Artisans of the Monastery

Artisans of the Monastery

Reflection for the Solemnity of Benedict
March 21, 2018

When this spring’s issue of “The American Monastic Newsletter” arrived recently, the cover listed the schedule for their summer convention to be held this July at St. Benedict’s Monastery in St. Joseph, Minnesota. The theme of this year’s gathering is “Artisans of the Monastery.”

The issue also includes a call for artwork for the ABA Art Show at the convention. They are accepting art work in any medium. In addition to the Art Show they have engaged to speak to the audience: Kathleen Norris, of Cloister Walk fame, and David Paul Lange, OSB, artist of the young Benedict and Scholastica drawings we have throughout the Mount. They also have tours of the Saint John’s Bible Gallery as well as other displays planned.

The newsletter arrived just as our own annual March Women’s History Month art show was being hung in the hall right along our community room‒just outside our gift shop, Chapter 57.

This much-enjoyed event showcases artwork produced by our own sisters, along with pieces from oblates or co-workers in our ministries. We’ve had photography, woodworking, fiber arts and needlecrafts, ceramics, painting, quilting, paper folding, candle making and numerous multi-media pieces.

The work remains in our gallery for a month and has just begun to be shown on our website, too. Some of the pieces are for sale, though others are designated NFS (not for sale) as they are already “owned” by someone.

Of course this display is for only some of our visual arts, the full range of artisans of the monastery would include our talented musicians, writers, bakers, our sisters who produce such stunning liturgical environments for our prayer, and those who arrange displays of all sorts and styles for celebrations and events‒not to forget those who bring beauty to our gardens and grounds, though at this time of year they are on a little hiatus! It seems the list is endless.

I don’t know if St. Benedict and the monastic leaders of his day, the 6th century, would have had all of these in mind when they included Chapter 57 in the Rule, but, we know that all of them, in our time, contribute greatly to the life, spirit and beauty of the community.

In the Rule of Benedict this chapter on Artists of the Monastery begins by acknowledging the importance of artists in a monastic community and encourages them to practice their craft.
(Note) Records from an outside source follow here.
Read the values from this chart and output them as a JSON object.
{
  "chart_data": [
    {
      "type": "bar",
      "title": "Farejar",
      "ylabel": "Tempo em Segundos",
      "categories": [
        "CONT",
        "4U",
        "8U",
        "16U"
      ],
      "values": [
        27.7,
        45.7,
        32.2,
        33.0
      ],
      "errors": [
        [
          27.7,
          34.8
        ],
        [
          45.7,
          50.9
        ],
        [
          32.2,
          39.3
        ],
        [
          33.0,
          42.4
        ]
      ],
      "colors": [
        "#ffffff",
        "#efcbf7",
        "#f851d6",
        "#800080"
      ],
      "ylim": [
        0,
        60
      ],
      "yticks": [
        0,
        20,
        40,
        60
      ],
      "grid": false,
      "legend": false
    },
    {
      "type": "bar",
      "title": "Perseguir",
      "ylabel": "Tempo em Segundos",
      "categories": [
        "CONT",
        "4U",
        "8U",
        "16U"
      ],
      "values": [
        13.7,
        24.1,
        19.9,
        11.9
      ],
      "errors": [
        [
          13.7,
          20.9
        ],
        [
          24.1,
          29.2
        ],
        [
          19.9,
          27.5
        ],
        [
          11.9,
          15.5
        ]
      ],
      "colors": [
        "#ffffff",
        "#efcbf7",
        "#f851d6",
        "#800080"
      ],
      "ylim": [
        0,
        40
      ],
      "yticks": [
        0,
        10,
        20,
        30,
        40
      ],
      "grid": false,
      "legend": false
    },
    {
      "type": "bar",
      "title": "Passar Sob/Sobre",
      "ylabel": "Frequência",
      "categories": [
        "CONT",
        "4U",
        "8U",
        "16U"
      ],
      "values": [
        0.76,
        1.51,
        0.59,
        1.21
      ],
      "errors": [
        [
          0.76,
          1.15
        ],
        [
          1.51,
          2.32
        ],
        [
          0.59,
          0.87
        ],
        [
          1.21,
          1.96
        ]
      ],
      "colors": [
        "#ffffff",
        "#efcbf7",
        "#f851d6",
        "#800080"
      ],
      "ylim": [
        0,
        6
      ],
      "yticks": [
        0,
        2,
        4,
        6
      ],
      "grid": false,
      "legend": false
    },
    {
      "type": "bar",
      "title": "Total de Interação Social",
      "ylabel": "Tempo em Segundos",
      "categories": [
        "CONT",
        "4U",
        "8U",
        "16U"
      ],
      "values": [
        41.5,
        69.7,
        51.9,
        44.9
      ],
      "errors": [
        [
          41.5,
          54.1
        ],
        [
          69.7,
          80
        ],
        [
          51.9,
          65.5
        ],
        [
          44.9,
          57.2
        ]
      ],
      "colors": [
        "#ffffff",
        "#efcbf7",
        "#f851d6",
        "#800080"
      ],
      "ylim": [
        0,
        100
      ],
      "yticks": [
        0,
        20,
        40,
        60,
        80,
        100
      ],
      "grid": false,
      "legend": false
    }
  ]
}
But, after that opening statement it spends the rest of the chapter warning against the hazards of such gifts: being puffed up instead of humble; receiving permission from the prioress or abbot to engage in the craft at all; and the evils of money and fraud in establishing pricing and selling their goods.

In today’s culture we look on personal gifts such as artistic talents as an attribute to be celebrated, something that brings out the individuality of each person. We are encouraged, even from childhood, to find and then develop our talents, especially ones that are rather unique to us. Of course there can still be the temptation to pride and arrogance—humanity is the same in all centuries, and in capitalistic countries such as ours, the idea of making a profit is inbred in the production of goods and services.

But, as Sister Joan Chittister's commentary on the Rule states, there is another viewpoint to consider in all of this‒perhaps the most important: “The function of the artist in the monastery is to make the transcendent visible… to touch the soul…to enshrine beauty so that we may learn to see it.”

Finally, in speaking of Chapter 57 I can’t finish without noting that this chapter, on a monastery’s artists, ends with perhaps one of the most quoted lines in the Rule of Benedict—from the First Letter of Peter in the New Testament. It fits with artists and, in fact, it fits with every part of our life.

Chapter 57’s closing words are: “…So that in all things God may be glorified.”

Sister Anne Wambach, OSB, the twenty-first prioress of the Benedictine Sisters of Erie, Pennsylvania is a native of Philadelphia. She moved to Mount St. Benedict Monastery in 1992 to respond to a desire to experience the monastic way of life. Previously a member of the Sisters of St. Joseph in Chestnut Hill, Sister Anne began the formal transfer process to the Erie Benedictines in 1993 and made her monastic profession in 1997.

Sister Anne has served the people of the Diocese of Erie as a teacher at St. Gregory's School in North East, Pa., from 1992-1995, and at the Neighborhood Art House in Erie, beginning as program director in 1995 and as executive director since 2005. She served on the Monastic Council from 2006-2010.